Trust your instincts: Ultimately, trust your instincts and gut feelings. If something feels off or too good to be true, it’s better to walk away from the deal and avoid potential legal or financial consequences.

Knowing when to walk away:

One of the most crucial skills when buying a car is knowing when to walk away from a deal. Several red flags should prompt you to reconsider your purchase:

Hidden fees: If a dealer tries to sneak in extra fees or charges that were not disclosed initially, it’s a clear indication of dishonesty. Be wary of additional costs that seem unreasonable or unjustified.

Refusal to provide information: A reputable dealer should be transparent about the car’s history, including its maintenance records, accident history (if any), and previous ownership. If a seller is hesitant to provide this information, it’s best to walk away.

Pressure tactics: High-pressure sales tactics are often employed to rush buyers into making impulsive decisions. Take your time to evaluate the vehicle and negotiate on your terms. If a seller is overly pushy or aggressive, it’s a sign that they may not have your best interests at heart.

Incomplete documentation: Ensure that all necessary paperwork, including the vehicle registration, and warranty information, is in order before finalizing the purchase.
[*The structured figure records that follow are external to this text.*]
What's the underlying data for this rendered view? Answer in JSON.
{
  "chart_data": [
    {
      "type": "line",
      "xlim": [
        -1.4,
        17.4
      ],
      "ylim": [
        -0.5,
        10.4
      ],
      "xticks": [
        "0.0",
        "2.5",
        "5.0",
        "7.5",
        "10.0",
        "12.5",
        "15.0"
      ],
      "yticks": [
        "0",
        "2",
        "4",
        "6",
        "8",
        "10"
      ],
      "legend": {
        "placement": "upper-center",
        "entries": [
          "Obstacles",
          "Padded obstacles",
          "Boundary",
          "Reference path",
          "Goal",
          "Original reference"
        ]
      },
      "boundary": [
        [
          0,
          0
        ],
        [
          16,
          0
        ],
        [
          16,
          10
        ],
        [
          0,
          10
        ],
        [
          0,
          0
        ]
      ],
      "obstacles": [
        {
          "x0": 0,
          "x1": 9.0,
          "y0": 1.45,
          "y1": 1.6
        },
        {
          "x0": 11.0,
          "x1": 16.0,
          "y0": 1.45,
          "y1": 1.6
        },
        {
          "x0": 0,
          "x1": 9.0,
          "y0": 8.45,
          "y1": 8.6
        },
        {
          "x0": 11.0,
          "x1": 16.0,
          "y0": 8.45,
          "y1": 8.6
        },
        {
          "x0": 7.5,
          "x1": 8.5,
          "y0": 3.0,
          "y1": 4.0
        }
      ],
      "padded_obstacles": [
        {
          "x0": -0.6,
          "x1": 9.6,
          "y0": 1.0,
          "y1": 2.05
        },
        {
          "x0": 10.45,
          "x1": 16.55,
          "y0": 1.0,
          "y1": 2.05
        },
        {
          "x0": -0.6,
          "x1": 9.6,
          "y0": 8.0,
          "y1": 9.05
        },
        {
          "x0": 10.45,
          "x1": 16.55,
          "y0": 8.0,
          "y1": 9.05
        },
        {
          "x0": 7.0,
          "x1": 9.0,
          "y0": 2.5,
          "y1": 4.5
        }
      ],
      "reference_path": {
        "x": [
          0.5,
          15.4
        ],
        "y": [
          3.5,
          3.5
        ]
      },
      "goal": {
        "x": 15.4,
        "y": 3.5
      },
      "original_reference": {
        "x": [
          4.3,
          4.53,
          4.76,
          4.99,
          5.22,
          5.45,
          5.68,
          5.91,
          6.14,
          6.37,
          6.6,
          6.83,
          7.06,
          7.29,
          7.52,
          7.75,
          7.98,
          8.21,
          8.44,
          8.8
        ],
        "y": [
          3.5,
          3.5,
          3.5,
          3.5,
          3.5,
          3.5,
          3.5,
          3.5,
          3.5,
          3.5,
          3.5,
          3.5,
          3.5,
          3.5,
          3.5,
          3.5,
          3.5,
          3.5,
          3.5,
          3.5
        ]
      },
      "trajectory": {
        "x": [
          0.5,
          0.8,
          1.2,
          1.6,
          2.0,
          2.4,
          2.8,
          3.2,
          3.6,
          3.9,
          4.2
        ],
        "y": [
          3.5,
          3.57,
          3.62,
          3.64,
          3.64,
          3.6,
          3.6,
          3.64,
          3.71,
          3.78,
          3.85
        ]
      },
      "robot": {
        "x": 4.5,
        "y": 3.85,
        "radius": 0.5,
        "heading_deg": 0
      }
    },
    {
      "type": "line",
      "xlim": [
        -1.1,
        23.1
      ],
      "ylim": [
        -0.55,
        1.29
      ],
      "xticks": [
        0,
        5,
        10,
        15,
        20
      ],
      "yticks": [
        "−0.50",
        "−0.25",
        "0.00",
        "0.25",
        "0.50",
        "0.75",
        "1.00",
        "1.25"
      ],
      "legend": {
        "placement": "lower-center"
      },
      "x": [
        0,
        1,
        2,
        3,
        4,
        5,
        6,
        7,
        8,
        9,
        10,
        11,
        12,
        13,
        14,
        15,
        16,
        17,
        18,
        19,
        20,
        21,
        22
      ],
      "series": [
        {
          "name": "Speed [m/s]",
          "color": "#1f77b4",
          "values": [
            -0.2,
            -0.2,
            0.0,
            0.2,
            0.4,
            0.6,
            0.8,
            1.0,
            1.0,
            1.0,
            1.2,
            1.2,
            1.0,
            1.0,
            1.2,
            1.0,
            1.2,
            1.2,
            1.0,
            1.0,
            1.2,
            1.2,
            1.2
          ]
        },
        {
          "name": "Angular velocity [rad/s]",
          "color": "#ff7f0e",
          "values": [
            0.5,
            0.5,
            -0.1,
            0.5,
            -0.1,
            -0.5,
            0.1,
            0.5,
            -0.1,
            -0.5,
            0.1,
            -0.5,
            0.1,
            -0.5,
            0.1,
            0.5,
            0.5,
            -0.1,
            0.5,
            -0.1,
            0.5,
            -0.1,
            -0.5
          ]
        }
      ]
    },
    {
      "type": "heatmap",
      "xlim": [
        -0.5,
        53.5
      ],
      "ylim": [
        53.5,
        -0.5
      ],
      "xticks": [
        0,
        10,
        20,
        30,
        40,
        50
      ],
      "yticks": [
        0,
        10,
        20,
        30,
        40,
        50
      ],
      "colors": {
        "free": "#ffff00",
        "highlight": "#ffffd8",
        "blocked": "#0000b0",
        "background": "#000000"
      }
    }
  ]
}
If a seller cannot provide complete documentation, it’s a major red flag.

Buying a car in Ontario requires careful consideration and attention to detail. By familiarizing yourself with OMVIC regulations and recognizing red flags, you can make an informed decision and ensure a smooth and satisfactory car-buying experience. Remember, when in doubt, trust your instincts and don’t hesitate to walk away from a deal that doesn’t feel right.